Issania87 · 12/04/2023 14:54

princessses · 10/04/2023 20:41

@MrsDoylesDoily well, he does make me question myself.

He says I don't know how good I have it and that makes me feel terrible. He says it's time to just get on with it and stop complaining about it all. It makes me question whether I'm the problem.

We know couples where the wife completely lets the husband take care of his career. She does everything to do with the kids 24/7 and the husband is always busy working on things. She would never even think to complain..

Surely that only applies where the wife doesn't work so can focus solely on the children?

If you're happy to give up your career so you can focus on the kids while he focuses on his career then there's no reason why you can't.
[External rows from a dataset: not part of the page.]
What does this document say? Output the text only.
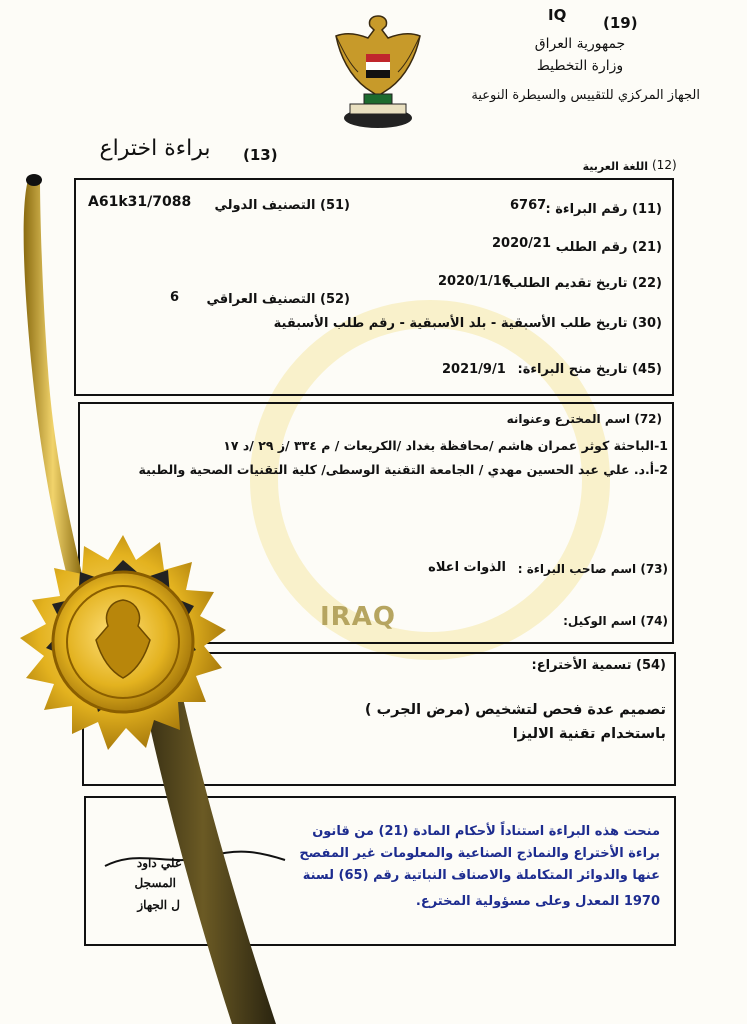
IQ (19)
جمهورية العراق
وزارة التخطيط
الجهاز المركزي للتقييس والسيطرة النوعية
(13)
براءة اختراع
(12)
اللغة العربية
A61k31/7088 (51) التصنيف الدولي	6767 (11) رقم البراءة :
2020/21 (21) رقم الطلب
(22) تاريخ تقديم الطلب:
2020/1/16
(52) التصنيف العراقي
6
(30) تاريخ طلب الأسبقية - بلد الأسبقية - رقم طلب الأسبقية
(45) تاريخ منح البراءة:
2021/9/1
(72) اسم المخترع وعنوانه
1-الباحثة كوثر عمران هاشم /محافظة بغداد /الكريعات / م ٣٣٤ /ز ٢٩ /د ١٧
2-أ.د. علي عبد الحسين مهدي / الجامعة التقنية الوسطى/ كلية التقنيات الصحية والطبية
(73) اسم صاحب البراءة :
الذوات اعلاه
IRAQ	(74) اسم الوكيل:
(54) تسمية الأختراع:
تصميم عدة فحص لتشخيص (مرض الجرب )
باستخدام تقنية الاليزا
منحت هذه البراءة استناداً لأحكام المادة (21) من قانون
براءة الأختراع والنماذج الصناعية والمعلومات غير المفصح
عنها والدوائر المتكاملة والاصناف النباتية رقم (65) لسنة
1970 المعدل وعلى مسؤولية المخترع.
علي داود
المسجل
ل الجهاز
That should only apply during working hours though, the weekends he should be involved unless he needs time to study or something.

If you don't want to give up your career then I think a very frank conversation needs to be had here.

Issania87 · 12/04/2023 15:38

Just read more of your posts and seen he has a start up company. So I kind of understand why he is working 6 days a week and such long hours, and why you need to pick up the slack for a while whilst it takes off.

That being said, it sounds like you are giving him the time he needs apart from this weekend while you are sick, so he is being unreasonable here. Also, you can't be expected to pick up the slack 24/7, so if he needs you to do it for a while now then fine, but on Sundays you get some time to invest in yourself too.